The Security Guardian dashboard displays a visual summary of the current security status of your organization's Active Directory and Entra ID.
To access the Security Guardian dashboard:
From the On Demand left navigation menu, choose Security | Dashboard. The dashboard contains tiles for each of the following components:
- Uncertified Tier Zero Objects (from Active Directory)
- Uncertified Privileged Objects (from Entra ID)
- Active Directory Tier Zero certification summary
- Entra ID Privileged Objects certification summary
- Highest Severity Findings
- Active Hygiene and Active Detected
- Configuration Status
The Uncertified Tier Zero Objects and Uncertified Privileged Objects tiles:
-
display the last time the objects list was synchronized
-
list the last ten uncertified objects of each type that were added to Security Guardian (you can click View All for an object type to view the complete list for each workload)
NOTE: Objects that have been certified are excluded from the lists.
-
provide links that allow you to
- view object details (by clicking an object name)
-
NOTE: From within the Details view you can also certify the Tier Zero or Privileged object. Once an object is certified, it will no longer display in this tile.
- Investigate the Finding for the object
- add a new Tier Zero or Privileged object
- if BloodHound Enterprise is configured, log into BloodHound (if you have at least Read permissions) to open the Attack Paths page
-
NOTE: If Security Guardian is your provider, this link is hidden.
- view the Tier Zero Objects list or Privileged Objects list.
The Highest Severity Findings tile displays the top five active findings of the highest severity. Information includes:
- the Finding name
- when the Finding was Detected
- the Finding Type (Tier Zero, Privileged Object, Hygiene, Detected TTP, or Detected Anomaly)
- the Severity indicator (Critical, High, or Medium)
- a link that allows you to Investigate the Finding
The View All link at the bottom of the tile allows you to view the list of all active Findings for the organization.

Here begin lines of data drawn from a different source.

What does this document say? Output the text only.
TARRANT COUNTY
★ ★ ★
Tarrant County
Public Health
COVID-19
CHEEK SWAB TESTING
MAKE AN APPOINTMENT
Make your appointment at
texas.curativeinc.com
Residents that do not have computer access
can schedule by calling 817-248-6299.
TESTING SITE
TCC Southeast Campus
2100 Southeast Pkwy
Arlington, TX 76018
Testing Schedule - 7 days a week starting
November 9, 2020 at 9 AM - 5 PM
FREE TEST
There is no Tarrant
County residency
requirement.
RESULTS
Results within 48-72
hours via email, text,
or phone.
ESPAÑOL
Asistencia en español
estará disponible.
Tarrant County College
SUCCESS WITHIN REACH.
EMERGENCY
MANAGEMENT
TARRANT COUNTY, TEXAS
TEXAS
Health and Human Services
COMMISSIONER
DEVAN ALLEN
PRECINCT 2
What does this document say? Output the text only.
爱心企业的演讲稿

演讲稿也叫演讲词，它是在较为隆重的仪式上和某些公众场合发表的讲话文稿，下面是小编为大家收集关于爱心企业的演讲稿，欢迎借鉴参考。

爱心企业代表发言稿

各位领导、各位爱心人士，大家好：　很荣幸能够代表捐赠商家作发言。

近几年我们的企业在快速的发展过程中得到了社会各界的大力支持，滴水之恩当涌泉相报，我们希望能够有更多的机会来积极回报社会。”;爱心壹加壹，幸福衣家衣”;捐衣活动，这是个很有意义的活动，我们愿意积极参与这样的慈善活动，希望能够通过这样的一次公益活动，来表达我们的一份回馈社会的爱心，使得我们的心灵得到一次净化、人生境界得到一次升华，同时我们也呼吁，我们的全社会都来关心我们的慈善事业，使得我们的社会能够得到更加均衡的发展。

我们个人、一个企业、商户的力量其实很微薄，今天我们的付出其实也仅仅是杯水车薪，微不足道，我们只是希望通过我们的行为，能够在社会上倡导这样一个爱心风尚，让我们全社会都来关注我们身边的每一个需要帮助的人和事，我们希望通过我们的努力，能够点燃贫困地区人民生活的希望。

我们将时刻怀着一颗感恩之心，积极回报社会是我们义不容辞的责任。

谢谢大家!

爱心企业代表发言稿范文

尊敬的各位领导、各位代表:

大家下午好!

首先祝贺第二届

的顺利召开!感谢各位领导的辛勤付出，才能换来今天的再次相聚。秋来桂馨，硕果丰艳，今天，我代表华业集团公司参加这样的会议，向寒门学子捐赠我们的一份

The Active Directory Tier Zero Objects and Entra ID Privileged Objects tiles display graphical representations of the number of certified vs. uncertified objects.
The Active Hygiene and Active Detected tile shows the total number of Hygiene and Detected (TTP and Anomaly) Findings in the organization by severity level (Critical, High, and Medium).
From the Configuration Status tile you can configure additional components and view existing configurations.